The Big Picture on One Page

  • our incomes are not rising…
  • which prevents us from increasing our already high debt…
  • which prevents us from affording higher oil prices…
  • which prevents an increase in oil production…
  • which prevents an increase in productivity…
  • which prevents an increase in wealth creation…
  • which prevents our incomes from rising (see above)…
  • which prevents the money supply from increasing…
  • which threatens our ability to pay interest on existing debts…
  • which threatens the value of debts…
  • which threatens a deflationary collapse…
  • which threatens social unrest…
  • which threatens politician’s jobs…
  • which guarantees money printing will continue until it can’t…
  • which erodes the value of our retirement savings…
  • and someday (probably after a crash) will cause fierce inflation…
  • which will make food and other necessities very expensive…
  • which will create social unrest…
  • which will threaten politician’s jobs…
  • which will encourage despots…
  • and thanks to geology…
  • it will cost more next year to produce the same quantity of oil…
  • and the year after…
  • and so on until it costs 1 barrel of oil to produce 1 barrel of oil…
  • and then we will use 100% renewable energy…
  • just like the Romans…
  • except we have to feed 7 billion instead of 100 million…
  • and producing food will be a challenge…
  • with most of the good soil, fish, and forests gone…
  • and an unstable climate…
  • and rising sea levels…
  • and scarce fertilizer…
  • and wars between tribes over remaining resources.
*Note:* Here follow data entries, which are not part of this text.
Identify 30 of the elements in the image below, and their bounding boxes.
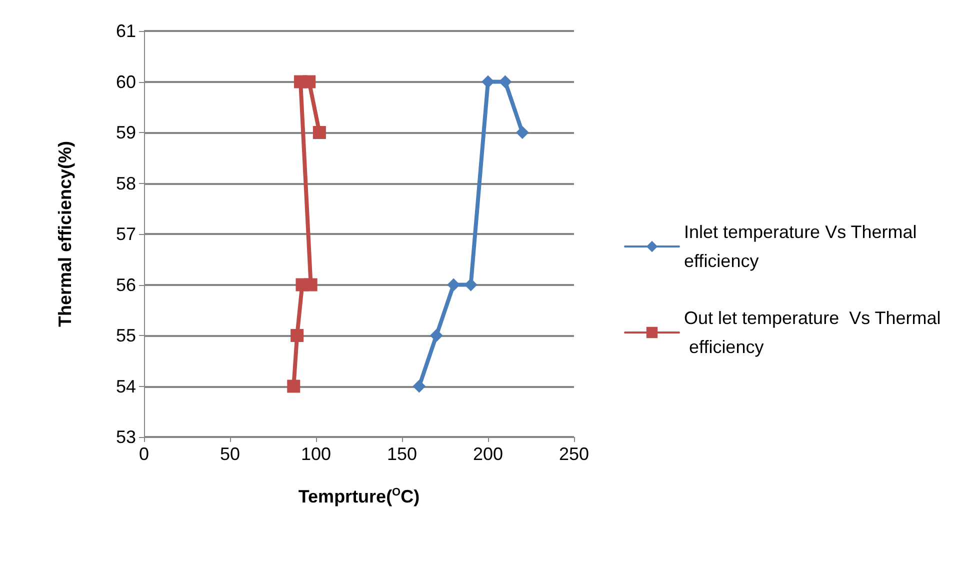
point xyxy=(412,380,426,393)
y-tick-label: 60 xyxy=(116,72,136,92)
y-axis-title: Thermal efficiency(%) xyxy=(55,140,75,328)
y-tick-label: 59 xyxy=(116,122,136,142)
point xyxy=(482,75,494,88)
y-tick-label: 61 xyxy=(116,21,136,41)
x-tick-label: 0 xyxy=(138,444,150,464)
y-tick-label: 54 xyxy=(116,376,136,396)
x-tick-label: 200 xyxy=(472,444,504,464)
point xyxy=(312,126,326,139)
point xyxy=(464,278,478,292)
point xyxy=(516,126,529,139)
point xyxy=(447,278,460,292)
y-tick-label: 55 xyxy=(116,326,136,346)
y-tick-label: 58 xyxy=(116,173,136,194)
y-tick-label: 57 xyxy=(116,224,136,244)
point xyxy=(290,329,304,342)
x-tick-label: 250 xyxy=(558,444,590,464)
point xyxy=(287,380,300,393)
x-tick-label: 150 xyxy=(386,444,418,464)
point xyxy=(430,329,443,342)
legend-label: Out let temperature Vs Thermal efficiency xyxy=(684,308,941,357)
x-tick-label: 50 xyxy=(220,444,240,464)
legend-label: Inlet temperature Vs Thermal efficiency xyxy=(684,222,922,271)
y-tick-label: 53 xyxy=(116,427,136,447)
point xyxy=(498,75,512,88)
x-tick-label: 100 xyxy=(300,444,332,464)
point xyxy=(304,278,318,292)
point xyxy=(302,75,316,88)
y-tick-label: 56 xyxy=(116,274,136,295)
What Might Force an End to Money Printing?

What might force an end to money printing?

It’s an important question because that event, whatever it is, will probably trigger a deflationary crash. I don’t mean to suggest that this will be the final crash, or even the main crash, but rather the first big crash we will experience.

I’ve read a lot of smart people and asked a lot of questions but it seems no one knows the answer to this question. Which makes sense because the system is very complex and what will happen is heavily dependent on what the majority of the public believes, and on what politicians do, both of which are unknowable and unpredictable.

Following are some scenarios that seem plausible. In all cases I envision something happening that is too large for central banks to offset with more money printing which then exposes the fact that they are not as powerful as many people think and are forced to curtail printing or risk losing credibility.

  1. The majority stops believing that growth will restart and a panic selling of assets begins that becomes too large for central banks to put a bid under.
  2. Bond markets become concerned about inflation and force the interest rate up.
  3. An external shock, such as a foreign country or bank defaulting, sets off a chain reaction in our interconnected economies.
  4. War or terrorism disrupts the energy sector of an exporting country.

The best early warning signal for the first three scenarios will be rising interest rates.

I Told Me So…

Last year the Federal Reserve announced they were going to taper QE (reduce money printing). For those of you new to the party they are printing about 3 billion dollars a day (about $10 per day per person).

Most people interpreted this as good news that the economy was recovering and assumed the taper would happen as announced.

I said to myself, no chance. They can’t slow QE because the physics and mathematics of our predicament will not permit it.

Yesterday the new head of the Federal Reserve announced that their plans to taper are now flexible which is code speak for “we will not taper if doing so would cause GDP and/or asset prices to fall”.